There was a long, long moment of silence. Blight tugged at her beard, pulled it slightly away from her chin, and winked at them.
"What do I have to say for myself? It's going to be a very Merry Christmas in Hemlock Falls."
"We'll wait to turn the lights on," said Quill. "Myles might be here soon."
Meg gave her a hug. "He'll be here."
"I hope so. He took Vittorio straight to the FBI office in Syracuse. But you know how these things go. He might not make it at all."
They came early, her friends. Marge and Betty, Miriam, Esther, and all the members of H. O. W. Elmer Henry and Adela, Harland Peterson and his wife, Dookie Shuttleworth and the patient Mrs. Shuttleworth, Kathleen and her brother Davy; it seemed as if the whole village gathered together in the warm and capacious dining room.
They talked, and laughed, and sang carols, and listened to Evan Blight talk about the harmony of love.
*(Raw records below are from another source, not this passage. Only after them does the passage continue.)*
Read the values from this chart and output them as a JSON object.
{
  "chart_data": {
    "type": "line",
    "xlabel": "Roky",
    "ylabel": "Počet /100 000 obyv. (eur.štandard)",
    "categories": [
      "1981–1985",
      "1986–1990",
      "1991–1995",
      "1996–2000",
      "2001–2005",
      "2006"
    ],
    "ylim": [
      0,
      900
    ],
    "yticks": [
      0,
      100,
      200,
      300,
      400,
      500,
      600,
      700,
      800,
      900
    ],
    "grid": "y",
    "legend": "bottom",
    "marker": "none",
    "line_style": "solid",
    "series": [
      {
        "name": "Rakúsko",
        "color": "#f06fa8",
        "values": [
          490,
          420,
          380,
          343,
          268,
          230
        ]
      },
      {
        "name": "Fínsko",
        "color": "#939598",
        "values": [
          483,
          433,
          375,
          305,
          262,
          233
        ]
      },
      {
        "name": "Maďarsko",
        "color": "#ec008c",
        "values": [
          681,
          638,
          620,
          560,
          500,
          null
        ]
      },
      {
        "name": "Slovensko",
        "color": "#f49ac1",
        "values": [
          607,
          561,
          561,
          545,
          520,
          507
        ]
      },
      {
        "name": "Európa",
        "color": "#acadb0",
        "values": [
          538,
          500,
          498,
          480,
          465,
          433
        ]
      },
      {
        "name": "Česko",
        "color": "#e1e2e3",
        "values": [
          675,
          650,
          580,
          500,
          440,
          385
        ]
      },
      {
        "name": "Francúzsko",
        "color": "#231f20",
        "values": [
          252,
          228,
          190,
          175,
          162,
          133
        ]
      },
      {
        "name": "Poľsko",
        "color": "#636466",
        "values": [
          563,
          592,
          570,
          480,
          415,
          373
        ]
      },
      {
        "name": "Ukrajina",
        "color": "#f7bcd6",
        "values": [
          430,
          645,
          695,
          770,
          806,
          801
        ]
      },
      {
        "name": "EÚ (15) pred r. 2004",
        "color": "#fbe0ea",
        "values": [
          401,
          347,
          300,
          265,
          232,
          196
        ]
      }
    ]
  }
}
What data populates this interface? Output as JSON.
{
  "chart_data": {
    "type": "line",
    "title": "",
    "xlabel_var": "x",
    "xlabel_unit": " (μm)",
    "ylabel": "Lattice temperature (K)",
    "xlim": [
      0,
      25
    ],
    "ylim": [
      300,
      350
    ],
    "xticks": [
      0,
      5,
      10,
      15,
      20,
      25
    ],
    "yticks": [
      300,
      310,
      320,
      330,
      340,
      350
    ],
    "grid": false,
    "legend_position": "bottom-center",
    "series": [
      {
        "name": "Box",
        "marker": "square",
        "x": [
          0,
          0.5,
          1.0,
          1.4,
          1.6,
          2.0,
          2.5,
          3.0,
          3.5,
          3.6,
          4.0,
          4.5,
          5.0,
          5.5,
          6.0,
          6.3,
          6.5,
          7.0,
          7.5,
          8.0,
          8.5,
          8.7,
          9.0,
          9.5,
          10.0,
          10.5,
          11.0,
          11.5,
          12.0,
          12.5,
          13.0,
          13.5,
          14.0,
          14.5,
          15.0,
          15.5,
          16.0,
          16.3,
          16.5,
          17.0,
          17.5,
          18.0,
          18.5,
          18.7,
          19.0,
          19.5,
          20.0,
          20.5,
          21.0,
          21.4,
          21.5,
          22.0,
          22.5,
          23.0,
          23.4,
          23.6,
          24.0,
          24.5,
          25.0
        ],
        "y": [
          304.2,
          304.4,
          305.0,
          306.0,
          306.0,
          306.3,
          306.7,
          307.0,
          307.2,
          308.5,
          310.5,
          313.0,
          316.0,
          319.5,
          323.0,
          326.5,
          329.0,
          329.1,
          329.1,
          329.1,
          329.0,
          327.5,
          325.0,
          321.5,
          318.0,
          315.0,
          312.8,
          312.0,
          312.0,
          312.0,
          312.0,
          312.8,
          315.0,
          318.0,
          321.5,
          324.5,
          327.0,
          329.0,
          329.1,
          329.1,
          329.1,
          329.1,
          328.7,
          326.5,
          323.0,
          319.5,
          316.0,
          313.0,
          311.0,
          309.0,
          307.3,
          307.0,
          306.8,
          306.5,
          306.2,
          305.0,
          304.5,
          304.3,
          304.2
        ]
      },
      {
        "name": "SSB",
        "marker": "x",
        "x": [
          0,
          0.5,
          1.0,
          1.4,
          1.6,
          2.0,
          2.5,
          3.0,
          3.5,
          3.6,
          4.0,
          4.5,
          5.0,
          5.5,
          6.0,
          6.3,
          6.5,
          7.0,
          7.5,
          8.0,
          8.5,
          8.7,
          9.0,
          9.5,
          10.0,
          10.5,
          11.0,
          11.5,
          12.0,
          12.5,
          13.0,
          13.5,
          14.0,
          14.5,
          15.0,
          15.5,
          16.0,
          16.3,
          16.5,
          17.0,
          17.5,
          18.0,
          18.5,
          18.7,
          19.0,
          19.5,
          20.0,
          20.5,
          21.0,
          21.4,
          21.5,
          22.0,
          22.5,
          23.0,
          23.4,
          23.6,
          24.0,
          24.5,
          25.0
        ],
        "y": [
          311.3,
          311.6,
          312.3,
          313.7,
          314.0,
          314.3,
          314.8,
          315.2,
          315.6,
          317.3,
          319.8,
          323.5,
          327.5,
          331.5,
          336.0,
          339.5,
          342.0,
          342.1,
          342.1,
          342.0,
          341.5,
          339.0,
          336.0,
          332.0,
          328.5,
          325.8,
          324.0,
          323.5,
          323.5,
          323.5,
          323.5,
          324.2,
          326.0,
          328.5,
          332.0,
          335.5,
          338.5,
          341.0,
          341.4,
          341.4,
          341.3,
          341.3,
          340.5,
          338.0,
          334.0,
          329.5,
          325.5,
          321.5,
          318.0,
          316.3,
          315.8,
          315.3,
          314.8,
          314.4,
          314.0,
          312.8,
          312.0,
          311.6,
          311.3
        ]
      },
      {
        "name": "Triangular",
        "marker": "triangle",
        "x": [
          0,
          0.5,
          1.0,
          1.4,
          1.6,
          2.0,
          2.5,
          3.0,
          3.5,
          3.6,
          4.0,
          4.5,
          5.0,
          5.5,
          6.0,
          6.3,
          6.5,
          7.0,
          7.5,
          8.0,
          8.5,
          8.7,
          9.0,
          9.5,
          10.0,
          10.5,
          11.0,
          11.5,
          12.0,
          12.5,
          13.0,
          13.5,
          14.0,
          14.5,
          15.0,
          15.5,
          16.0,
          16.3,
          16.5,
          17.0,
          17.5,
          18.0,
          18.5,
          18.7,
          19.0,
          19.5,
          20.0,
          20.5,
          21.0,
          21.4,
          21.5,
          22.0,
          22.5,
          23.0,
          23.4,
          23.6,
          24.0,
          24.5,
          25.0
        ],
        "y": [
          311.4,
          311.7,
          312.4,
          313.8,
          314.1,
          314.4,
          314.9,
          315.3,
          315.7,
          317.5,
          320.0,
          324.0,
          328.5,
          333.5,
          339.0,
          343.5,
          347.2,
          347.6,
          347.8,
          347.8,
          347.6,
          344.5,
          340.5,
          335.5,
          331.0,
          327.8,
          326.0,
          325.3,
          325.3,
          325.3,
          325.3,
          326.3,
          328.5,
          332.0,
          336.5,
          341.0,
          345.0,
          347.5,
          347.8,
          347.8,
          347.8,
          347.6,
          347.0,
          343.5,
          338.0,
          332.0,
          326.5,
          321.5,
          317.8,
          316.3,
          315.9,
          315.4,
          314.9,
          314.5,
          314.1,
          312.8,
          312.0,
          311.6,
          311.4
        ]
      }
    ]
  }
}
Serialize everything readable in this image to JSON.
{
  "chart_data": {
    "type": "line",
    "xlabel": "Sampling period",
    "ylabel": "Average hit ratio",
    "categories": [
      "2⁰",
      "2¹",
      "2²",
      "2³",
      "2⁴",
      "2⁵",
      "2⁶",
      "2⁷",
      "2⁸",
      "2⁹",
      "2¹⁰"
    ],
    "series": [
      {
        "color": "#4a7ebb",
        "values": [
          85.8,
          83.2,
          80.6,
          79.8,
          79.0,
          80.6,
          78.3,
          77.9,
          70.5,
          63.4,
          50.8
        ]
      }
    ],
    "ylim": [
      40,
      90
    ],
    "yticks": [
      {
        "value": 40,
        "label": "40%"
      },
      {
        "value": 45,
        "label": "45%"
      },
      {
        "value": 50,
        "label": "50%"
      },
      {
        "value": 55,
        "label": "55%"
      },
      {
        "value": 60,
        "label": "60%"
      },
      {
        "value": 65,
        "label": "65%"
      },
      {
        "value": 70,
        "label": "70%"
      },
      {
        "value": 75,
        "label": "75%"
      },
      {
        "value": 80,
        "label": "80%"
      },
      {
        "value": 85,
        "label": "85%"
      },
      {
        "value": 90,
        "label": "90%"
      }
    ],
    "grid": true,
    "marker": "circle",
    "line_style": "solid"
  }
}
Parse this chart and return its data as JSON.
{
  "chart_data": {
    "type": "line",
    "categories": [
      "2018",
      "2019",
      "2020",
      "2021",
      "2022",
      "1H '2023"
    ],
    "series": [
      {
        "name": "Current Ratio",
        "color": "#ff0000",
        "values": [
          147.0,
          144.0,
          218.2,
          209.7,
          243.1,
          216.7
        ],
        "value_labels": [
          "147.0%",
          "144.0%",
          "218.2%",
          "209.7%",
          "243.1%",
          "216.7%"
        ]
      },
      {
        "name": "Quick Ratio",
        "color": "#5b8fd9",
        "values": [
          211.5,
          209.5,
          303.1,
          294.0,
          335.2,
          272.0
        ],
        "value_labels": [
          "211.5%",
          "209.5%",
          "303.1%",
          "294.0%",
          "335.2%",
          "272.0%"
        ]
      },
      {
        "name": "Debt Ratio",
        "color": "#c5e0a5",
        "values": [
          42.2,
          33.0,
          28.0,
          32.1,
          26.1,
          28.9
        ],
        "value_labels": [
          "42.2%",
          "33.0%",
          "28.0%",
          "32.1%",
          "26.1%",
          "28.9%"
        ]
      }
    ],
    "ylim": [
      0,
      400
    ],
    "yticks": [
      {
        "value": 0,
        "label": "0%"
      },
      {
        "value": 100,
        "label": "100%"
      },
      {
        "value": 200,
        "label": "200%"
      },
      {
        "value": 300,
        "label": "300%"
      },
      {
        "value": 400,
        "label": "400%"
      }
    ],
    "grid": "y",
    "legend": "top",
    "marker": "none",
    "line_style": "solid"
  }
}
Meg brought hot stew from the kitchen. Andy Bishop poured hot cider. One by one the ornaments went on the tree; the flying unicorn that Meg had given her years before, the bubbling lights from Marge and Betty, the beaded angel for the top of the tree from John's grandmother.
The sky grew dark. Snow began to fall, tapping against the windows like the tips of feathered wings.
John's quick ears heard it first, the roar of the Jeep as it came up the drive to the front door of the Inn. He switched the tree lights on, and it glowed in the window, a galaxy of stars, to welcome Myles home.